Let me place on the record my thanks to the many town and parish councils across Cornwall that I worked with back then, and particularly now in the constituency I represent. They have not only taken on the running of public lavatories, but over the past few weeks they have worked incredibly hard to reopen them, despite the challenges they currently face. At the risk of leaving some out, I will name a few: Newquay Town Council has worked particularly hard, as has St Austell Town Council, Mevagissey Parish Council, Gorran Haven Parish Council, and many others I am sure, who have gone out of their way to ensure that public lavatories stay open during this pandemic.
I believe the total cost of these measures to the Treasury is around £8 million, which in the current scheme of things, and given all the costs we are facing, does not seem a huge amount of money.
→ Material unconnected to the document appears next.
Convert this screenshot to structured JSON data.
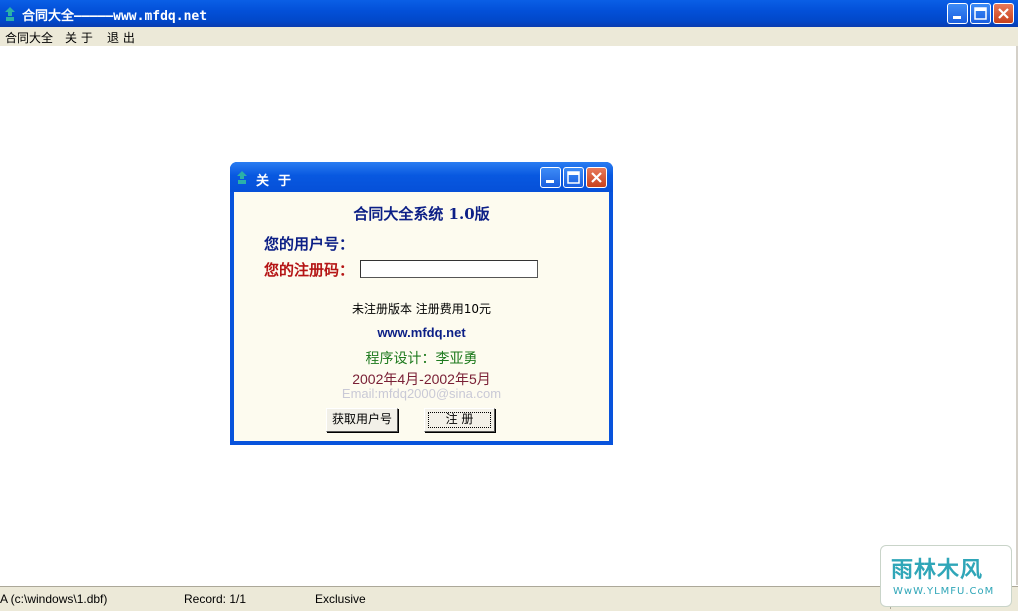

To small parish councils, however, whose total precept may be only £20,000, that can represent a significant sum in reducing the costs that they incur in running public toilets. This Bill is important in the overall scheme of things to many parish councils.
Many parish councils currently face huge pressures. Many have lost income, perhaps because they run car parks, and they face additional costs. Many have gone out of their way to provide incredible support to communities, and to ensure that elderly and vulnerable people are looked after during the pandemic. The fact that this measure will be backdated to April will be of significant help to many parish councils in reducing costs this year, and helping them with the pressures they face. What mechanisms will be put in place to ensure that those parish councils that might already have started to pay business rates on these facilities get a rebate in a timely manner? If they have paid out and are due a rebate, it is important that that happens as quickly as possible.
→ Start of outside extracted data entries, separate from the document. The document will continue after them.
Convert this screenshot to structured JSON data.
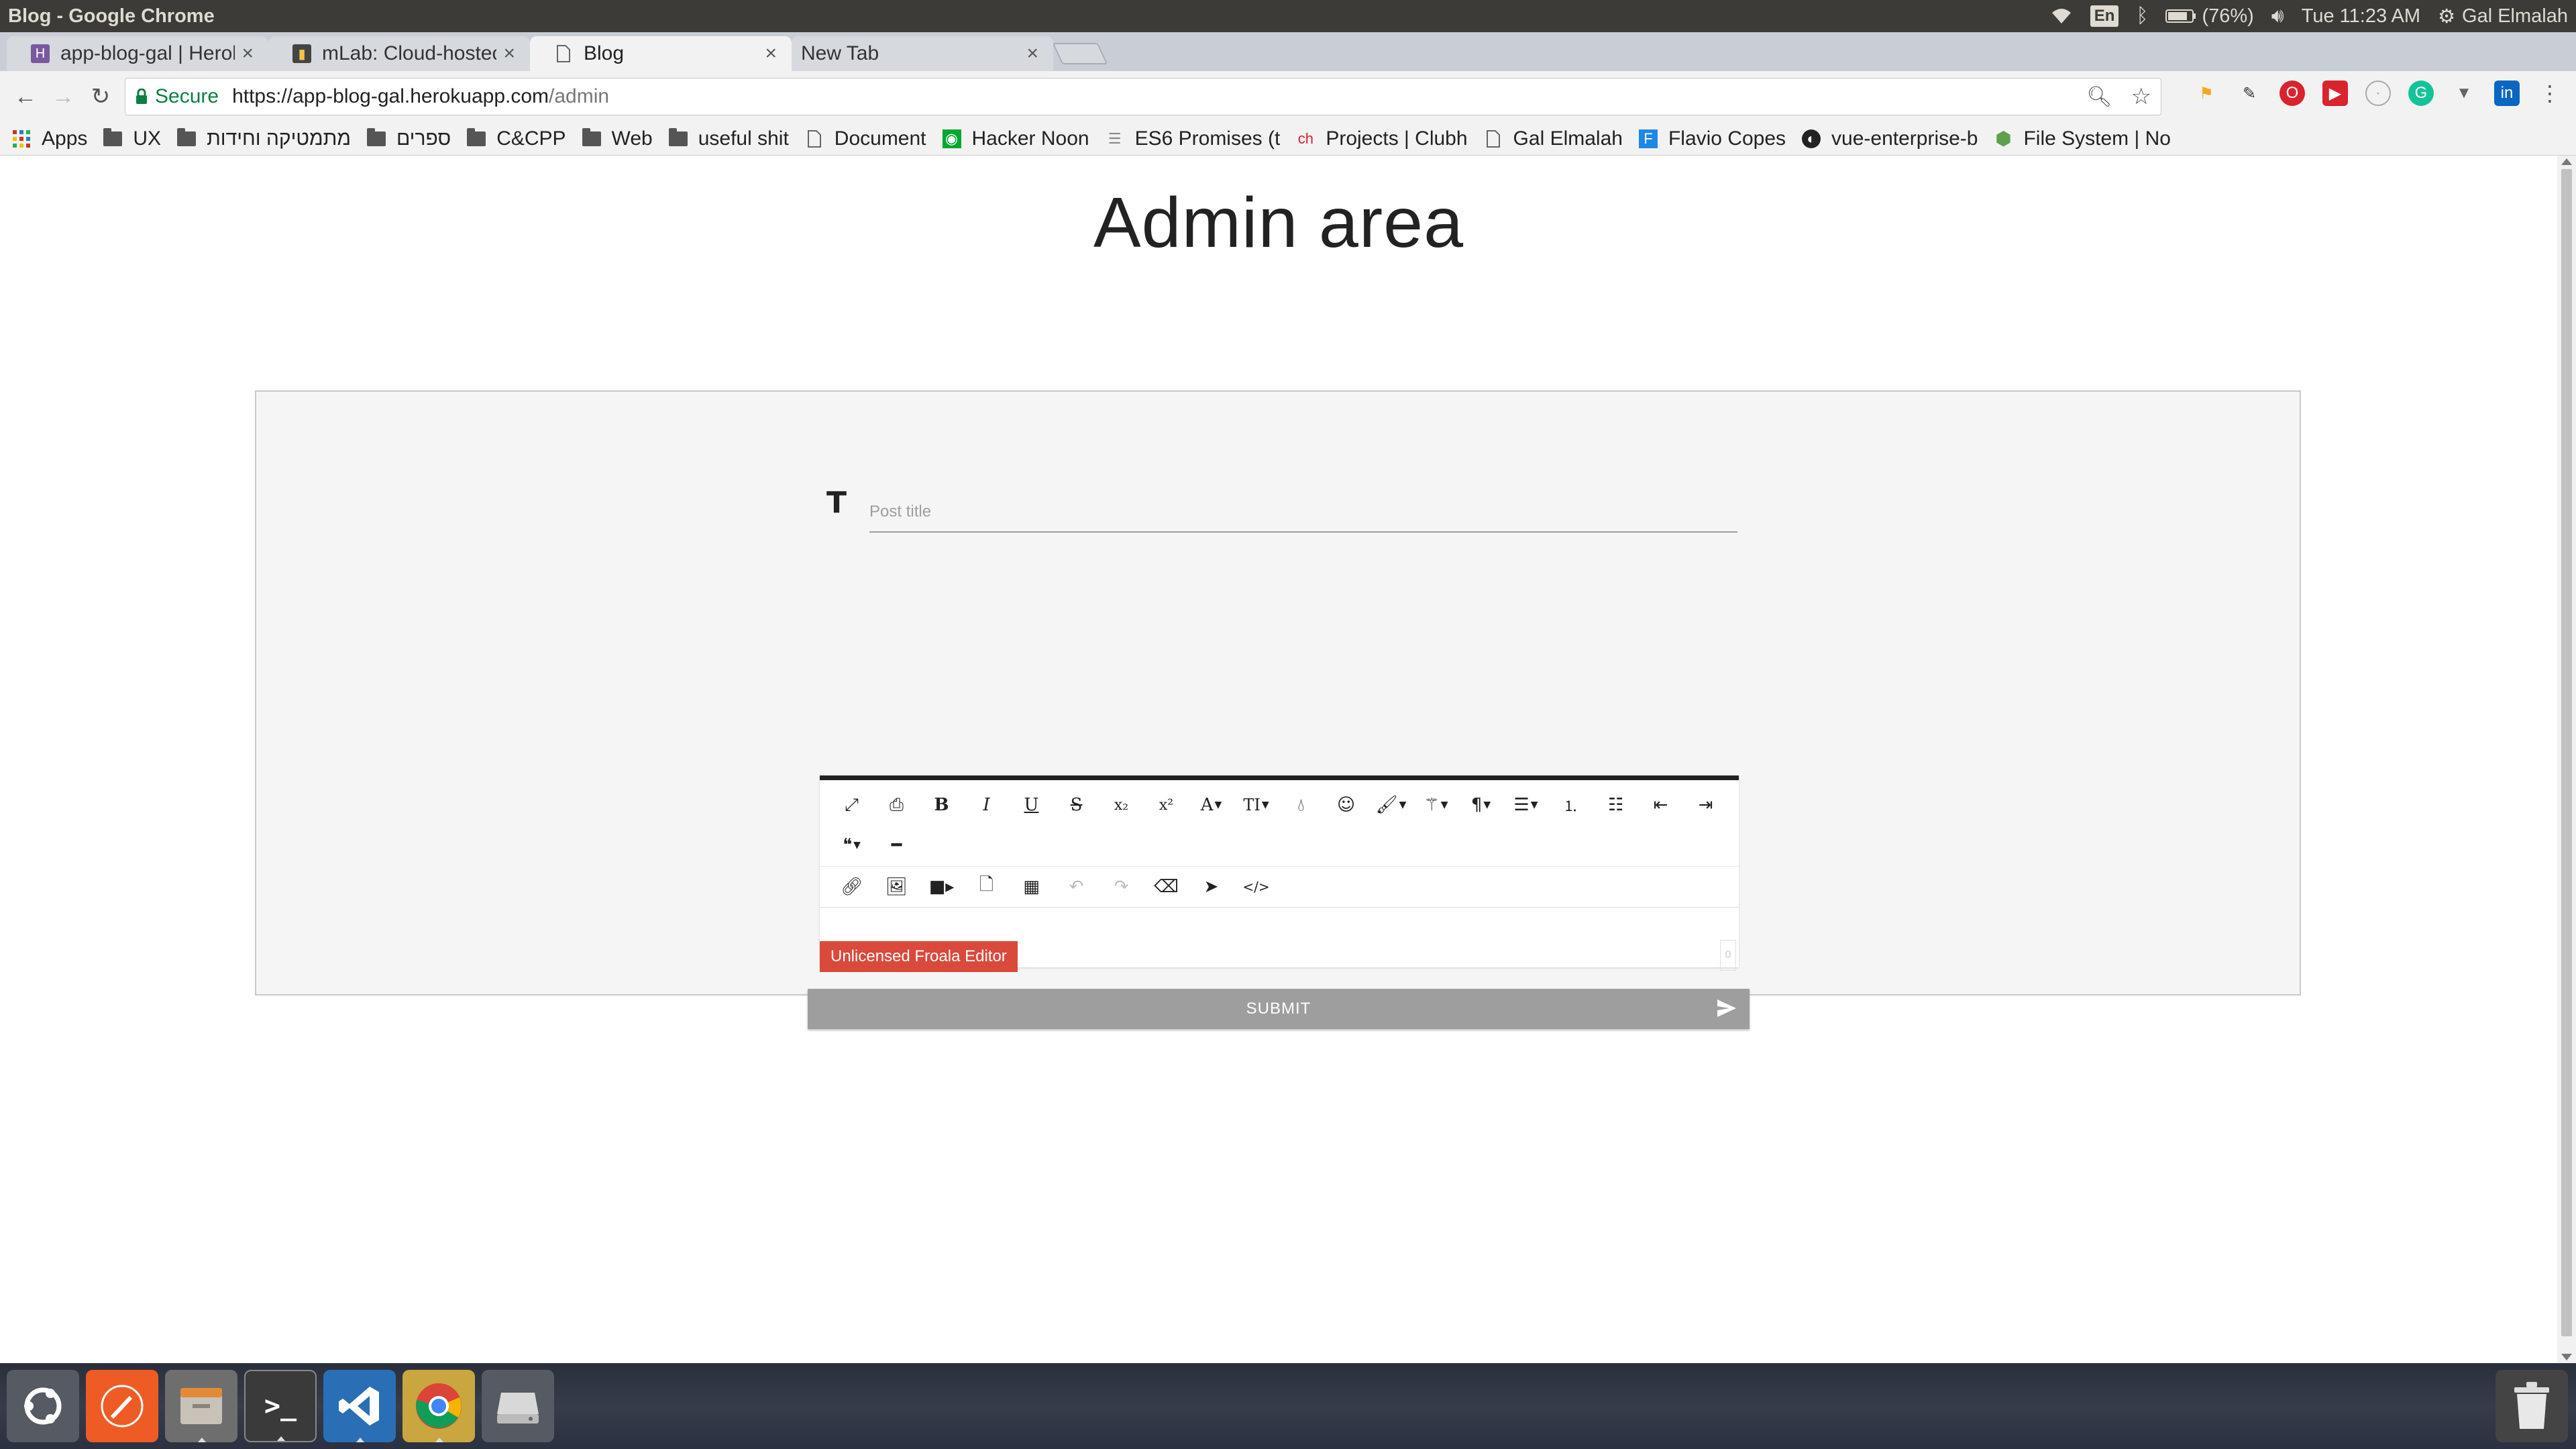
{
  "system": {
    "window_title": "Blog - Google Chrome",
    "keyboard_layout": "En",
    "battery": "(76%)",
    "clock": "Tue 11:23 AM",
    "user": "Gal Elmalah"
  },
  "tabs": [
    {
      "label": "app-blog-gal | Herol",
      "icon": "heroku-icon",
      "close": "×"
    },
    {
      "label": "mLab: Cloud-hostec",
      "icon": "mlab-icon",
      "close": "×"
    },
    {
      "label": "Blog",
      "icon": "page-icon",
      "close": "×"
    },
    {
      "label": "New Tab",
      "icon": "",
      "close": "×"
    }
  ],
  "omnibox": {
    "secure_label": "Secure",
    "url_host": "https://app-blog-gal.herokuapp.com",
    "url_path": "/admin"
  },
  "bookmarks": [
    {
      "label": "Apps",
      "icon": "apps-grid-icon"
    },
    {
      "label": "UX",
      "icon": "folder-icon"
    },
    {
      "label": "מתמטיקה וחידות",
      "icon": "folder-icon"
    },
    {
      "label": "ספרים",
      "icon": "folder-icon"
    },
    {
      "label": "C&CPP",
      "icon": "folder-icon"
    },
    {
      "label": "Web",
      "icon": "folder-icon"
    },
    {
      "label": "useful shit",
      "icon": "folder-icon"
    },
    {
      "label": "Document",
      "icon": "page-icon"
    },
    {
      "label": "Hacker Noon",
      "icon": "hackernoon-icon"
    },
    {
      "label": "ES6 Promises (t",
      "icon": "list-icon"
    },
    {
      "label": "Projects | Clubh",
      "icon": "clubhouse-icon"
    },
    {
      "label": "Gal Elmalah",
      "icon": "page-icon"
    },
    {
      "label": "Flavio Copes",
      "icon": "flavio-icon"
    },
    {
      "label": "vue-enterprise-b",
      "icon": "github-icon"
    },
    {
      "label": "File System | No",
      "icon": "nodejs-icon"
    }
  ],
  "page": {
    "heading": "Admin area",
    "title_icon": "T",
    "title_placeholder": "Post title",
    "froala_badge": "Unlicensed Froala Editor",
    "char_count": "0",
    "submit_label": "SUBMIT"
  },
  "editor_toolbar": {
    "row1": [
      "fullscreen-icon",
      "print-icon",
      "bold-icon",
      "italic-icon",
      "underline-icon",
      "strikethrough-icon",
      "subscript-icon",
      "superscript-icon",
      "font-family-icon",
      "font-size-icon",
      "color-icon",
      "emoticons-icon",
      "paint-brush-icon",
      "magic-wand-icon",
      "paragraph-format-icon",
      "align-icon",
      "ordered-list-icon",
      "unordered-list-icon",
      "outdent-icon",
      "indent-icon"
    ],
    "row2": [
      "quote-icon",
      "horizontal-line-icon"
    ],
    "row3": [
      "link-icon",
      "image-icon",
      "video-icon",
      "file-icon",
      "table-icon",
      "undo-icon",
      "redo-icon",
      "clear-formatting-icon",
      "select-all-icon",
      "code-view-icon"
    ]
  },
  "dock": [
    "ubuntu-dash-icon",
    "postman-icon",
    "files-icon",
    "terminal-icon",
    "vscode-icon",
    "chrome-icon",
    "disk-icon",
    "trash-icon"
  ]
}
Although the Government have made funding available to primary authorities—in our case Cornwall County Council—to support small town and parish councils, the council has not as yet passed on that support. It has refused to do that, which is concerning because many of our parish councils are currently struggling. Even though the Government have made funding available to Cornwall County Council, it has declined or refused to pass that funding on. What more can the Government do to ensure that where funding has been made available through primary councils to support our town and parish councils, the money gets to where it should go? Parish councils are doing an incredible job in supporting their communities, and where the Government have made funding available, it is important that that money gets to them.
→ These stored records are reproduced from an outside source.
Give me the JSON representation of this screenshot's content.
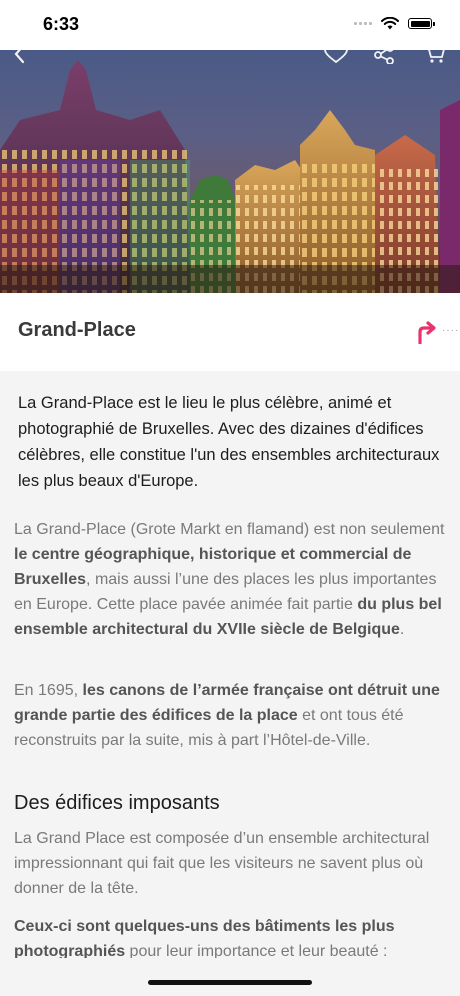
{
  "status": {
    "time": "6:33"
  },
  "hero": {
    "alt_controls": [
      "back-icon",
      "heart-icon",
      "share-icon",
      "cart-icon"
    ]
  },
  "place": {
    "title": "Grand-Place"
  },
  "intro": "La Grand-Place est le lieu le plus célèbre, animé et photographié de Bruxelles. Avec des dizaines d'édifices célèbres, elle constitue l'un des ensembles architecturaux les plus beaux d'Europe.",
  "p1": {
    "a": "La Grand-Place (Grote Markt en flamand) est non seulement ",
    "b": "le centre géographique, historique et commercial de Bruxelles",
    "c": ", mais aussi l’une des places les plus importantes en Europe. Cette place pavée animée fait partie ",
    "d": "du plus bel ensemble architectural du XVIIe siècle de Belgique",
    "e": "."
  },
  "p2": {
    "a": "En 1695, ",
    "b": "les canons de l’armée française ont détruit une grande partie des édifices de la place",
    "c": " et ont tous été reconstruits par la suite, mis à part l’Hôtel-de-Ville."
  },
  "section": {
    "title": "Des édifices imposants"
  },
  "p3": "La Grand Place est composée d’un ensemble architectural impressionnant qui fait que les visiteurs ne savent plus où donner de la tête.",
  "p4": {
    "a": "Ceux-ci sont quelques-uns des bâtiments les plus photographiés",
    "b": " pour leur importance et leur beauté :"
  },
  "colors": {
    "accent": "#e8336d",
    "background": "#f4f4f4"
  }
}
I welcome the Minister’s comments about Changing Places toilets and the work that the Government are doing—another issue that I have pushed for over a number of years. It is increasingly important in our communities for Changing Places toilets to be widely available, and I applaud the Government for the steps they are taking to ensure that happens. I welcome the Bill. In the overall scheme of everything that we as a country currently have to face it may not seem like big a deal, but for someone like me who has been waiting a long time for this Bill to come before the House, it is incredibly welcome. The Government are taking an important and sensible step, and I am pleased to give them my support.